Heute um kurz nach Mitternacht wurde Rails 3.2.8 veröffentlicht. Neben der Änderung der Dependency Policy, über welche ich schon in einem vorherigen Artikel geschrieben habe, beinhaltet das Patch-Release auch noch ein paar wichtige Sicherheitsfixes.
Bei einem Sicherheitsupdate handelt es sich um Änderungen im HTML escaping. So wurden hier bisher keine einfachen Anführungszeichen escaped. Die beiden anderen Fixes behandeln XSS-Anfälligkeiten in den Helpern select_tag
und strip_tags
. select_tag
kannt mittels der Option :promt
ein Text deffiniert werden, welcher den User darauf hinweist, etwas aus der Select-Box auszuwählen. Dieser Wert wurde zuvor ungeparst ausgegeben.
Updaten könnt ihr wie gewöhnlich mit dem Befehl bundle update rails
im Bundler.

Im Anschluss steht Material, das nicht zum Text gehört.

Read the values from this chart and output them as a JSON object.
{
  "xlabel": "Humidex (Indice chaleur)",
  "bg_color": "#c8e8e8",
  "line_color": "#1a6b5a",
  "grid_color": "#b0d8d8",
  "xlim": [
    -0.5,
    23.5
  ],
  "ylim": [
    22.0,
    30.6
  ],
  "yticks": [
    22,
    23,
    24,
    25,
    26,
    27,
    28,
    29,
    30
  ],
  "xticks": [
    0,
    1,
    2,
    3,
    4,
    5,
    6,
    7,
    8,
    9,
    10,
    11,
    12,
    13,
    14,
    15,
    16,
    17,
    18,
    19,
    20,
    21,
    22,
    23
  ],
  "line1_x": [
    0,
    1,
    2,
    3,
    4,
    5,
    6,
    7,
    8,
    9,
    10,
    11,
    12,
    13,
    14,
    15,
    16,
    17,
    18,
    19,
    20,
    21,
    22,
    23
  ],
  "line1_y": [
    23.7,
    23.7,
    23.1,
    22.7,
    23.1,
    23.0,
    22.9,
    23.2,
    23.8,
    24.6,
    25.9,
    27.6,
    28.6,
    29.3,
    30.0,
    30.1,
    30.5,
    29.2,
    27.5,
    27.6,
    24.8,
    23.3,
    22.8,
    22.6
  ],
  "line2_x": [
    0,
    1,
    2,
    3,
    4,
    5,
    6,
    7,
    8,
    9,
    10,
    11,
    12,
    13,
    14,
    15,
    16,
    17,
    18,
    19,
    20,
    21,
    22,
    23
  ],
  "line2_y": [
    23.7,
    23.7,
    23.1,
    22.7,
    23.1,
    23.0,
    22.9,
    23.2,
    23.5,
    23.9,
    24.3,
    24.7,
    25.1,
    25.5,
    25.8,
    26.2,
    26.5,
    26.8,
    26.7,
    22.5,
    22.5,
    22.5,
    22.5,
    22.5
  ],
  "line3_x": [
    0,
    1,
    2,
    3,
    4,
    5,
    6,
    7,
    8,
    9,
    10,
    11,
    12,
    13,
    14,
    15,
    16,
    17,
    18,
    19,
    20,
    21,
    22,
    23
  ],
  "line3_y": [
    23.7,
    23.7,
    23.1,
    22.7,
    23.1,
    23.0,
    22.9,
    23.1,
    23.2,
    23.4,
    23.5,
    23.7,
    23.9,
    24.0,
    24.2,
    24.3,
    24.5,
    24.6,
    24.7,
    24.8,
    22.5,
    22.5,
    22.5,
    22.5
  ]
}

Die Sicherheitsupdates wurden ebenfalls für Rails 3.1 und Rails 3.0 in den Versionen 3.1.8 und 3.0.17 veröffentlicht. Um hier zu updaten muss in der Gemfile die genaue Angabe der zu verwendenden Rails-Version eingetragen bzw. geändert werden: gem "rails", "3.1.8"
und danach bundle install
ausgeführt werden. Die Änderungen können wie immer hier eingesehen werden.